大事なのは、 記録の豪華さではなく、 次回の判断に使える形で残ること です。

大人数運用で特に詰まりやすいポイント

オペレーションが止まりやすい場面には、 ある程度共通点があります。 事前に把握しておくと、 かなり防ぎやすくなります。

詰まりやすいポイント

  • 誰が次か分からない
  • 重量変更が遅い
  • 記録担当が追いつかない
  • 毎回指導者が機器操作をしている
  • 毎セット長いフィードバックを入れてしまう
  • 全員同時に質問して流れが止まる

つまり大人数では、 技術的な問題より、段取りの問題で止まることが多い のです。

フィードバックは「その場で一言、後でまとめて」が回しやすい

大人数では、 1人ずつ丁寧に長く説明していると、 すぐに全体が止まります。 そのためフィードバックも、 運用を分けたほうが回しやすいです。

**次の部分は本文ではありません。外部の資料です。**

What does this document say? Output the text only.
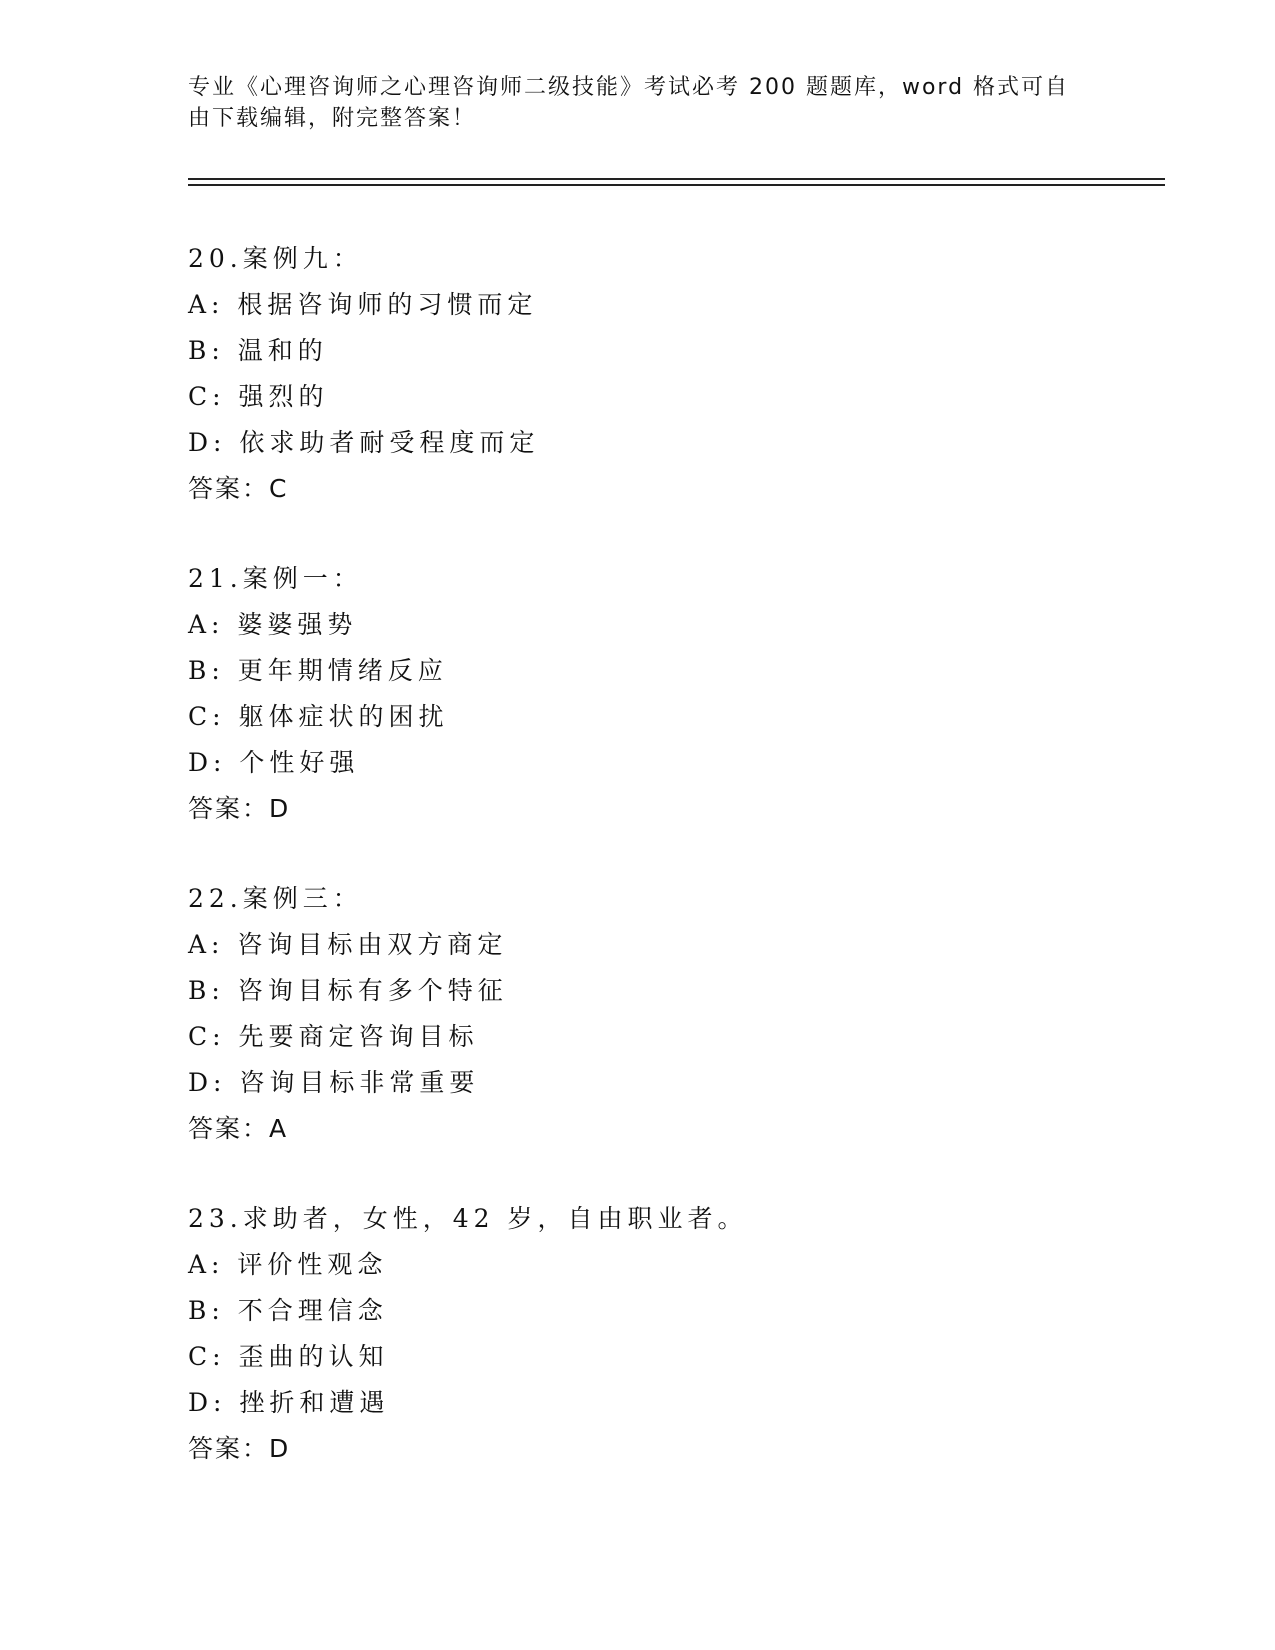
专业《心理咨询师之心理咨询师二级技能》考试必考 200 题题库，word 格式可自

由下载编辑，附完整答案！

20.案例九：
A: 根据咨询师的习惯而定
B: 温和的
C: 强烈的
D: 依求助者耐受程度而定
答案：C
21.案例一：
A: 婆婆强势
B: 更年期情绪反应
C: 躯体症状的困扰
D: 个性好强
答案：D
22.案例三：
A: 咨询目标由双方商定
B: 咨询目标有多个特征
C: 先要商定咨询目标
D: 咨询目标非常重要
答案：A
23.求助者，女性，42 岁，自由职业者。
A: 评价性观念
B: 不合理信念
C: 歪曲的认知
D: 挫折和遭遇
答案：D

おすすめなのは、 その場では 一言だけ にして、 細かい振り返りや解説は 後でまとめて行う方法です。

フィードバックの分け方の例

  • その場:「今日は速い」「次は少し軽く」「ここで止める」など一言
  • 後から:全体ミーティングや個別メモで詳細整理
  • 重点選手のみ:必要時だけその場で少し長めに対応

こうすると、 オペレーションの流れを切らずに、 必要な指導だけを残しやすくなります。

大人数運用のサンプルオペレーション例

最後に、 現場で回しやすい基本形を、 シンプルな例としてまとめます。

サンプルオペレーション例

  1. 開始前に、その日の計測対象種目と対象選手を決める
  2. レーンごとに「計測担当・記録担当・進行担当」を決める
  3. 選手は2人先まで並び順を把握する
  4. 代表セットのみ計測する
  5. その場のフィードバックは短くする
  6. 記録は最小項目に絞る
  7. 終了後に、必要な選手だけ振り返りを行う

この形なら、 最初から複雑にせず、 大人数でも無理なく回るVBT運用の土台 を作りやすくなります。

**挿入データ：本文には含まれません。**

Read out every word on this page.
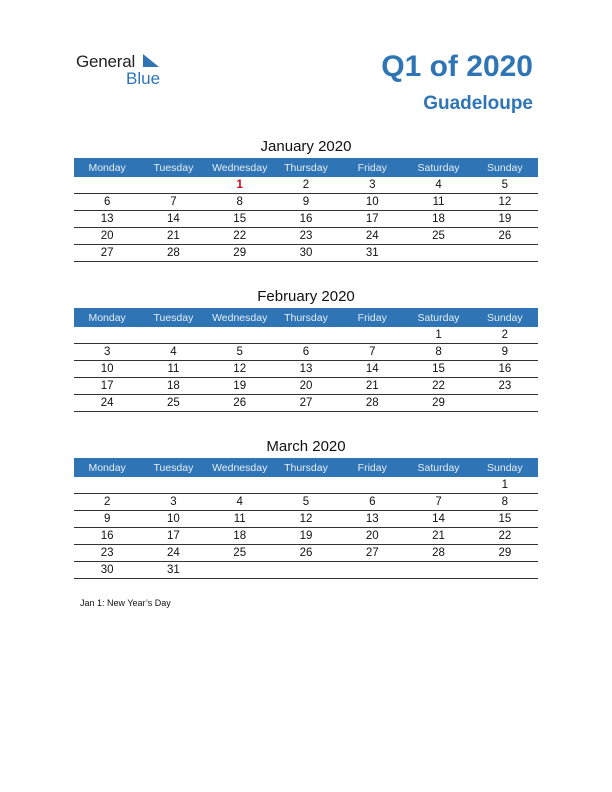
General
Blue	Q1 of 2020
Guadeloupe
January 2020
Monday	Tuesday	Wednesday	Thursday	Friday	Saturday	Sunday
		1	2	3	4	5
6	7	8	9	10	11	12
13	14	15	16	17	18	19
20	21	22	23	24	25	26
27	28	29	30	31		
February 2020
Monday	Tuesday	Wednesday	Thursday	Friday	Saturday	Sunday
					1	2
3	4	5	6	7	8	9
10	11	12	13	14	15	16
17	18	19	20	21	22	23
24	25	26	27	28	29	
March 2020
Monday	Tuesday	Wednesday	Thursday	Friday	Saturday	Sunday
						1
2	3	4	5	6	7	8
9	10	11	12	13	14	15
16	17	18	19	20	21	22
23	24	25	26	27	28	29
30	31					
Jan 1: New Year’s Day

まとめ:大人数VBTは「精密さ」より「止まらない流れ」で成功しやすい

大人数でVBTを導入する時に大切なのは、 全員を毎回完璧に測ることではありません。 本当に重要なのは、 準備・計測・記録・交代が止まらない流れを作ること です。

そのためには、 計測対象を絞り、 役割を分け、 代表セットに絞り、 フィードバックを短くし、 記録をシンプルにすることが有効です。

つまり、 大人数でも回る「計測の流れ」オペレーション例とは、「全部を丁寧にやる設計」ではなく「止まらず継続できる設計」 です。 この視点を持つと、VBTはチーム現場でかなり導入しやすくなります。

大人数VBTは、「完璧に測る」より「止まらず回す」と強い

準備、計測、記録、次へ。 この流れを固定し、役割分担と代表セット計測を入れるだけで、大人数現場でもVBTはかなり回しやすくなります。

大切なのは、理想形を詰め込むことではなく、現場で止まらず続けられる形にすることです。